1. Assist covered persons in understanding their rights and the processes available to them according to their managed care health insurance plan.

2. Answer inquiries from covered persons and other citizens by telephone, mail, electronic mail and in person.

3. Provide to covered persons and other citizens information concerning managed care health insurance plans and other utilization review entities upon request.

4. Develop information on the types of managed care health insurance plans available in the Commonwealth, including mandated benefits and utilization review procedures and appeals, and receive and analyze the annual complaint data required to be filed by each health carrier providing a managed care health insurance plan, as provided in subsection C of § 38.2-5804.

5. Make available, either separately or through an existing Internet Web site utilized by the Bureau of Insurance, information as set forth in subdivision 4 and such additional information as may be deemed appropriate.

6. In conjunction with complaint and inquiry data maintained by the Bureau of Insurance, maintain data on inquiries received, the types of assistance requested, any actions taken and the disposition of each such matter.

7. Upon request, assist covered persons in using the procedures and processes available to them from their managed care health insurance plan, including all utilization review appeals.

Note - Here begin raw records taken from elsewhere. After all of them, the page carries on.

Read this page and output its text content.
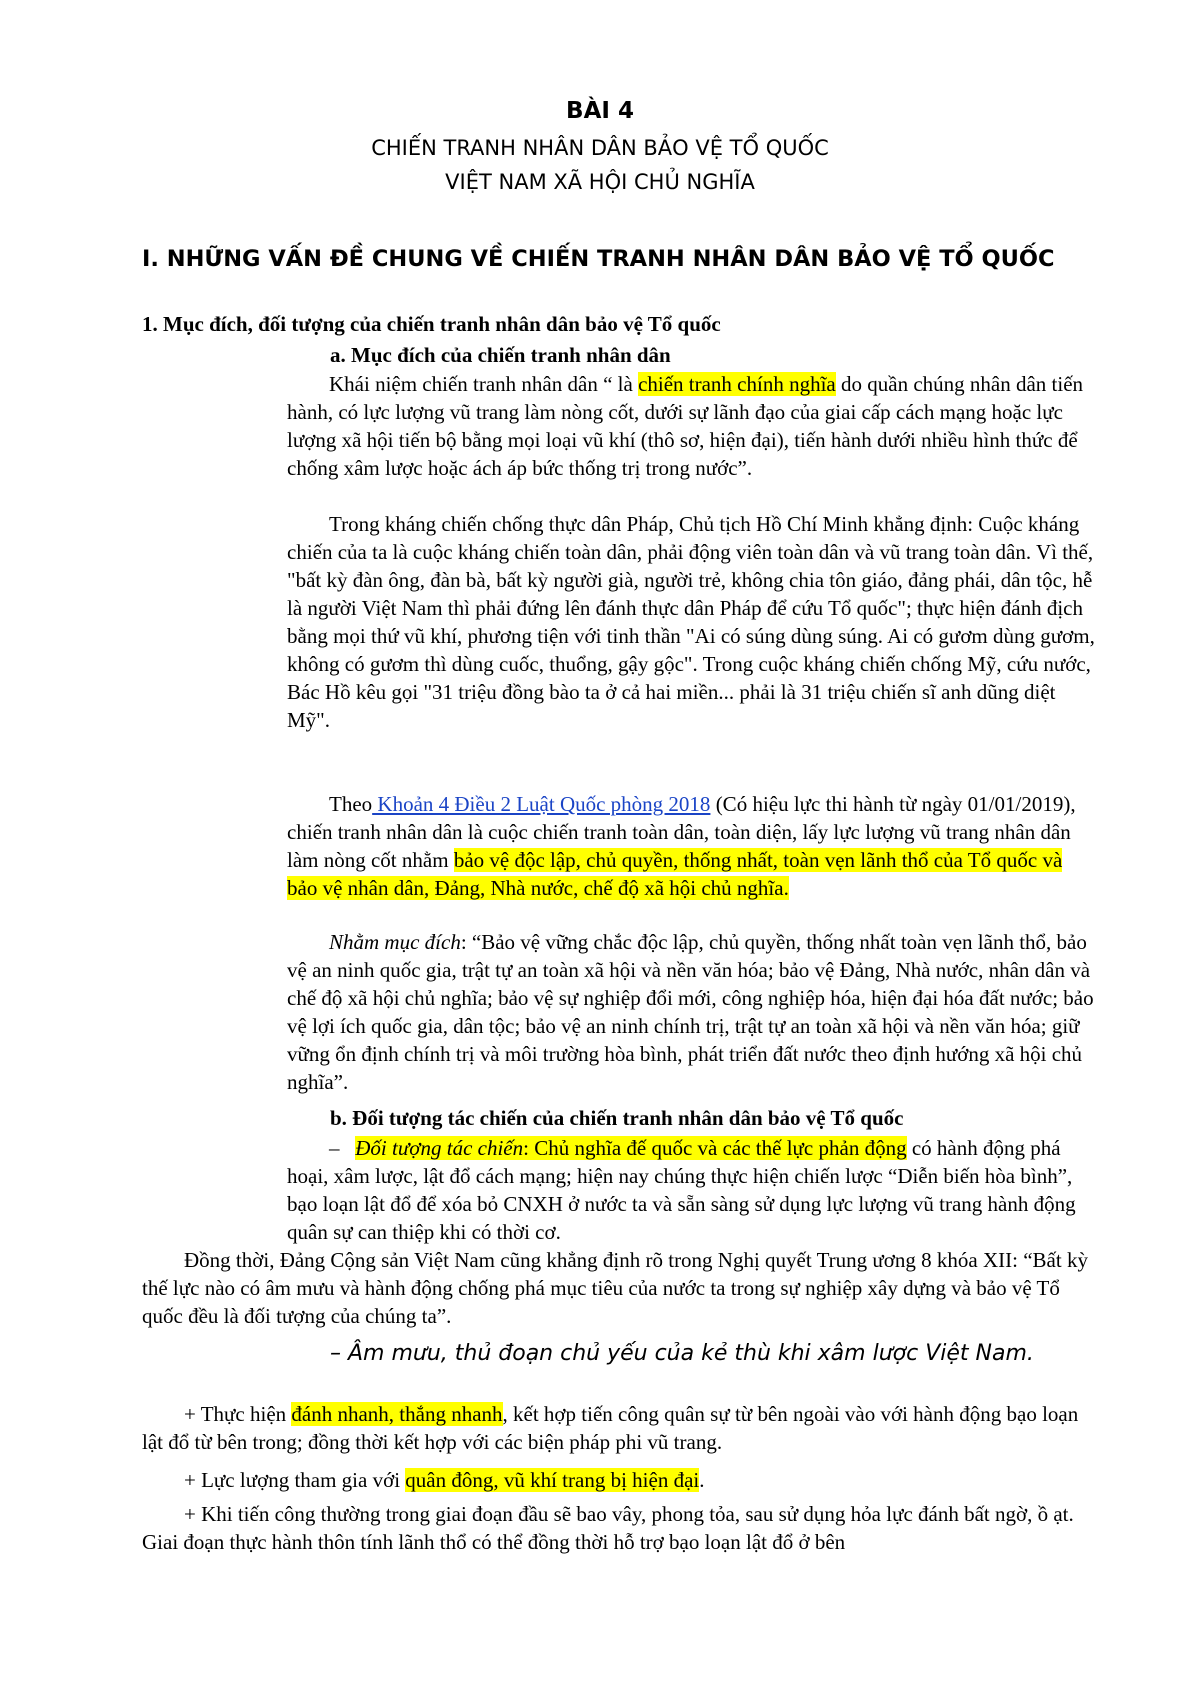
BÀI 4
CHIẾN TRANH NHÂN DÂN BẢO VỆ TỔ QUỐC
VIỆT NAM XÃ HỘI CHỦ NGHĨA
I. NHỮNG VẤN ĐỀ CHUNG VỀ CHIẾN TRANH NHÂN DÂN BẢO VỆ TỔ QUỐC
1. Mục đích, đối tượng của chiến tranh nhân dân bảo vệ Tổ quốc
a. Mục đích của chiến tranh nhân dân

Khái niệm chiến tranh nhân dân “ là chiến tranh chính nghĩa do quần chúng nhân dân tiến hành, có lực lượng vũ trang làm nòng cốt, dưới sự lãnh đạo của giai cấp cách mạng hoặc lực lượng xã hội tiến bộ bằng mọi loại vũ khí (thô sơ, hiện đại), tiến hành dưới nhiều hình thức để chống xâm lược hoặc ách áp bức thống trị trong nước”.

Trong kháng chiến chống thực dân Pháp, Chủ tịch Hồ Chí Minh khẳng định: Cuộc kháng chiến của ta là cuộc kháng chiến toàn dân, phải động viên toàn dân và vũ trang toàn dân. Vì thế, "bất kỳ đàn ông, đàn bà, bất kỳ người già, người trẻ, không chia tôn giáo, đảng phái, dân tộc, hễ là người Việt Nam thì phải đứng lên đánh thực dân Pháp để cứu Tổ quốc"; thực hiện đánh địch bằng mọi thứ vũ khí, phương tiện với tinh thần "Ai có súng dùng súng. Ai có gươm dùng gươm, không có gươm thì dùng cuốc, thuổng, gậy gộc". Trong cuộc kháng chiến chống Mỹ, cứu nước, Bác Hồ kêu gọi "31 triệu đồng bào ta ở cả hai miền... phải là 31 triệu chiến sĩ anh dũng diệt Mỹ".

Theo Khoản 4 Điều 2 Luật Quốc phòng 2018 (Có hiệu lực thi hành từ ngày 01/01/2019), chiến tranh nhân dân là cuộc chiến tranh toàn dân, toàn diện, lấy lực lượng vũ trang nhân dân làm nòng cốt nhằm bảo vệ độc lập, chủ quyền, thống nhất, toàn vẹn lãnh thổ của Tổ quốc và bảo vệ nhân dân, Đảng, Nhà nước, chế độ xã hội chủ nghĩa.

Nhằm mục đích: “Bảo vệ vững chắc độc lập, chủ quyền, thống nhất toàn vẹn lãnh thổ, bảo vệ an ninh quốc gia, trật tự an toàn xã hội và nền văn hóa; bảo vệ Đảng, Nhà nước, nhân dân và chế độ xã hội chủ nghĩa; bảo vệ sự nghiệp đổi mới, công nghiệp hóa, hiện đại hóa đất nước; bảo vệ lợi ích quốc gia, dân tộc; bảo vệ an ninh chính trị, trật tự an toàn xã hội và nền văn hóa; giữ vững ổn định chính trị và môi trường hòa bình, phát triển đất nước theo định hướng xã hội chủ nghĩa”.

b. Đối tượng tác chiến của chiến tranh nhân dân bảo vệ Tổ quốc

– Đối tượng tác chiến: Chủ nghĩa đế quốc và các thế lực phản động có hành động phá hoại, xâm lược, lật đổ cách mạng; hiện nay chúng thực hiện chiến lược “Diễn biến hòa bình”, bạo loạn lật đổ để xóa bỏ CNXH ở nước ta và sẵn sàng sử dụng lực lượng vũ trang hành động quân sự can thiệp khi có thời cơ.

Đồng thời, Đảng Cộng sản Việt Nam cũng khẳng định rõ trong Nghị quyết Trung ương 8 khóa XII: “Bất kỳ thế lực nào có âm mưu và hành động chống phá mục tiêu của nước ta trong sự nghiệp xây dựng và bảo vệ Tổ quốc đều là đối tượng của chúng ta”.

– Âm mưu, thủ đoạn chủ yếu của kẻ thù khi xâm lược Việt Nam.

+ Thực hiện đánh nhanh, thắng nhanh, kết hợp tiến công quân sự từ bên ngoài vào với hành động bạo loạn lật đổ từ bên trong; đồng thời kết hợp với các biện pháp phi vũ trang.

+ Lực lượng tham gia với quân đông, vũ khí trang bị hiện đại.

+ Khi tiến công thường trong giai đoạn đầu sẽ bao vây, phong tỏa, sau sử dụng hỏa lực đánh bất ngờ, ồ ạt. Giai đoạn thực hành thôn tính lãnh thổ có thể đồng thời hỗ trợ bạo loạn lật đổ ở bên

Such assistance may require the review of insurance and health care records of a covered person, which shall be done only with that person's express written consent. The confidentiality of any such medical records shall be maintained in accordance with the confidentiality and disclosure laws of the Commonwealth.

8. Ensure that covered persons have access to the services provided through the Office of the Managed Care Ombudsman and that the covered persons receive timely responses from the representatives of the Office of the Managed Care Ombudsman to the inquiries.

9. Upon request to the Commission by any of the standing committees of the General Assembly having jurisdiction over insurance or health or the Joint Commission on Health Care, provide to the Commission for dissemination to the requesting parties assessments of proposed and existing managed care health insurance laws and other studies of managed care health insurance plan issues.

10. Monitor changes in federal and state laws relating to health insurance.

11. Provide information to the Commission that will permit the Commission to report annually on the activities of the Office of the Managed Care Ombudsman to the standing committees of the General Assembly having jurisdiction over insurance and over health and to the Joint Commission on Health Care. The Commission's report shall be filed by December 1 of each year, and shall include a summary of significant new developments in federal and state laws relating to health insurance each year.

12. Carry out activities as the Commission determines to be appropriate.

1999, cc. 643, 649; 2000, c. 922.

§ 38.2-5905. Repealed.

Repealed by Acts 2011, c. 788, cl. 2, effective July 1, 2011.